IN DETERMINING UNDERPAYMENTS THE COMPLIANCE DIVISION FOUND THAT THE NUMBER OF HOURS RECORDED AND PAID FOR AS LABORERS WAS MORE, AND THOSE RECORDED AS PAID FOR AS OTHER CRAFTS LESS, THAN THE HOURS ACTUALLY WORKED IN THOSE RESPECTIVE CLASSIFICATIONS. THE CORRECTNESS OF THE REALLOCATIONS OF TIME, WHICH MUST DEPEND UPON FINAL DETERMINATION OF WHAT THE WORKERS WERE IN FACT DOING DURING THE HOURS INVOLVED, IS THE MATTER IN DISPUTE. IN OUR VIEW THIS IS A FACTUAL MATTER COGNIZABLE UNDER THE DISPUTES CLAUSE. CF. DOLL PAINTING CO., INC. ASBCA NO. 9305, SEPTEMBER 18, 1964.

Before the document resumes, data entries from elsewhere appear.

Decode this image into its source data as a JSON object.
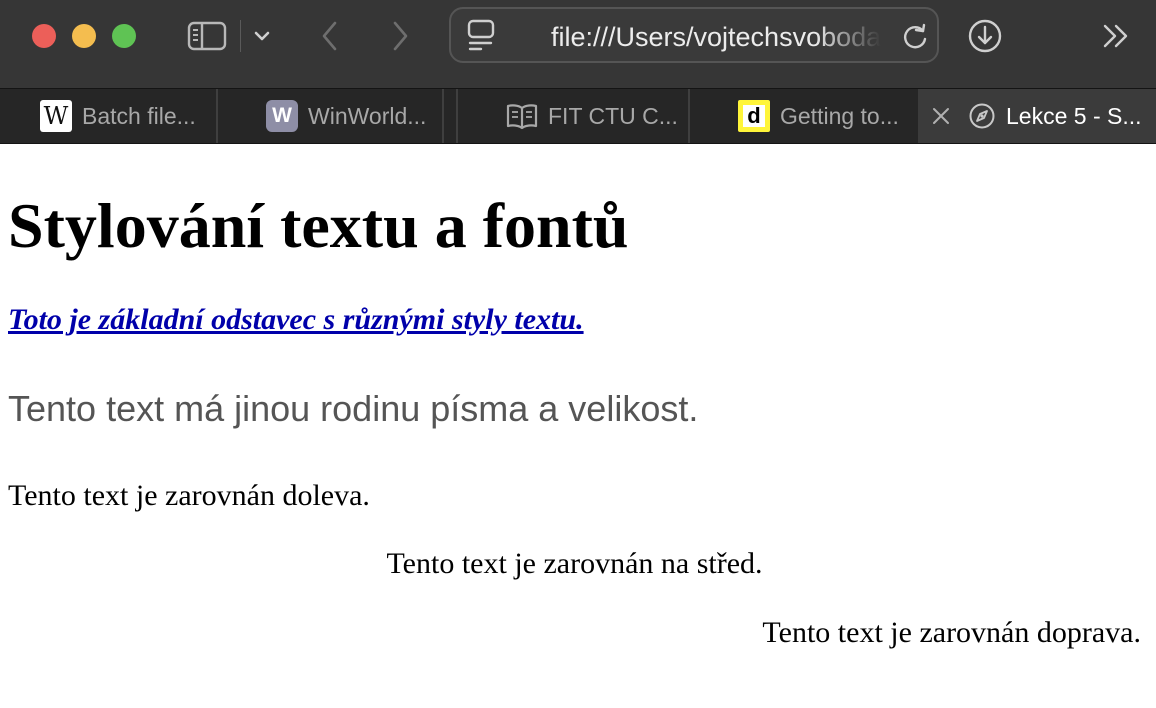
{
  "browser": {
    "address_bar": {
      "url": "file:///Users/vojtechsvoboda"
    },
    "icons": {
      "sidebar": "sidebar-icon",
      "sidebar_menu": "chevron-down-icon",
      "back": "chevron-left-icon",
      "forward": "chevron-right-icon",
      "page_menu": "page-menu-icon",
      "reload": "reload-icon",
      "downloads": "download-icon",
      "overflow": "double-chevron-right-icon"
    }
  },
  "tabs": [
    {
      "label": "Batch file...",
      "favicon": "W",
      "favicon_name": "wikipedia-icon",
      "active": false
    },
    {
      "label": "WinWorld...",
      "favicon": "W",
      "favicon_name": "winworld-icon",
      "active": false
    },
    {
      "label": "FIT CTU C...",
      "favicon": "",
      "favicon_name": "book-icon",
      "active": false
    },
    {
      "label": "Getting to...",
      "favicon": "d",
      "favicon_name": "dev-icon",
      "active": false
    },
    {
      "label": "Lekce 5 - S...",
      "favicon": "",
      "favicon_name": "compass-icon",
      "active": true
    }
  ],
  "page": {
    "heading": "Stylování textu a fontů",
    "styled_paragraph": "Toto je základní odstavec s různými styly textu.",
    "font_family_paragraph": "Tento text má jinou rodinu písma a velikost.",
    "left_aligned": "Tento text je zarovnán doleva.",
    "center_aligned": "Tento text je zarovnán na střed.",
    "right_aligned": "Tento text je zarovnán doprava."
  },
  "colors": {
    "toolbar_bg": "#363636",
    "tabstrip_bg": "#262626",
    "active_tab_bg": "#3b3b3b",
    "link": "#0000aa",
    "gray_text": "#555555",
    "close": "#ec5f59",
    "minimize": "#f4bd4f",
    "zoom": "#5fc354"
  }
}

SINCE WE DO NOT FEEL THAT THE CONTRACTING OFFICER'S PURPORTED DECISION OF MAY 9, 1968, WAS SUCH A DECISION AS CONTEMPLATED BY THE DISPUTES CLAUSE, WE CONCLUDE THAT WE ARE NOT IN A POSITION TO DETERMINE THE PROPER DISTRIBUTION OF THE FUNDS WITHHELD, WHICH HAVE BEEN FORWARDED HERE IN ACCORDANCE WITH THE PROVISIONS OF THE DAVIS-BACON ACT.

WE SHALL AWAIT YOUR ADVICE AS TO THE FURTHER ACTION OF YOUR AGENCY IN THE MATTER, WHICH WE HOPE MAY BE EXPEDITED. COPIES OF THIS LETTER ARE BEING FORWARDED TO THE SECRETARY OF LABOR AND TO THE CONTRACTOR'S ATTORNEY.